Bilgi Güvenliği ve Kriptoloji Konferansı’nda “Sanal Evren ve Mahremiyet” Ele Alındı

Bilgi Güvenliği Derneği tarafından “Sanal Evrende Siber Güvenlik” temasıyla düzenlenen 15. Uluslararası Bilgi Güvenliği ve Kriptoloji Konferansı (ISC TURKEY) kapsamında, “Sanal Evren ve Mahremiyet” ele alındı.

Cumhurbaşkanlığı Millet Kütüphanesinde, Ankara Üniversitesi Rektörü Prof. Dr. Necdet Ünüvar’ın başkanlığında düzenlenen oturumda, her biri farklı alanlarda çalışan panelistler, “Sanal Evren ve Mahremiyet” konusunu kendi bakış açılarıyla enine boyuna değerlendirdi.

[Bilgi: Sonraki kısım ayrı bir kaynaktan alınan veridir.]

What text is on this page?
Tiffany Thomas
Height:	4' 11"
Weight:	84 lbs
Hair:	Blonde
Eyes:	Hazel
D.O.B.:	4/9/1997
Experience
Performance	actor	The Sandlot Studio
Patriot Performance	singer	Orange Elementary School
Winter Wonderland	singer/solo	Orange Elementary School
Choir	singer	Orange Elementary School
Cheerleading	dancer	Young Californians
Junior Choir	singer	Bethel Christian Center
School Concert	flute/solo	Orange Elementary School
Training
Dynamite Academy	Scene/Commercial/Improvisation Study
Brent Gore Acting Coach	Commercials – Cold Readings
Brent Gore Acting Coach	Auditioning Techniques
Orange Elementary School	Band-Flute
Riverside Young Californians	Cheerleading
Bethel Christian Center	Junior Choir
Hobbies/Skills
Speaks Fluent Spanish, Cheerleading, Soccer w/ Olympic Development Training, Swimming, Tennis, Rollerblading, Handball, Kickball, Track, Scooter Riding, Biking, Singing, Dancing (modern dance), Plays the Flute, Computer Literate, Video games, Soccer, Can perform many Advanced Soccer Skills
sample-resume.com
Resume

Rektör Ünüvar, yaptığı konuşmada, bir etkinliğin 15 yıl boyunca kesintisiz devam ediyor olmasının son derece değerli bir şey olduğunu, metaverse ve bilişim teknolojilerinin yoğun olarak konuşulduğu bir dönemde bu etkinliklerin değerinin daha da artacağını ifade etti.

“Sağlık Profesyonelleri Mühendislik Bilimleriyle Ortak Çalışmalar Yapmalı”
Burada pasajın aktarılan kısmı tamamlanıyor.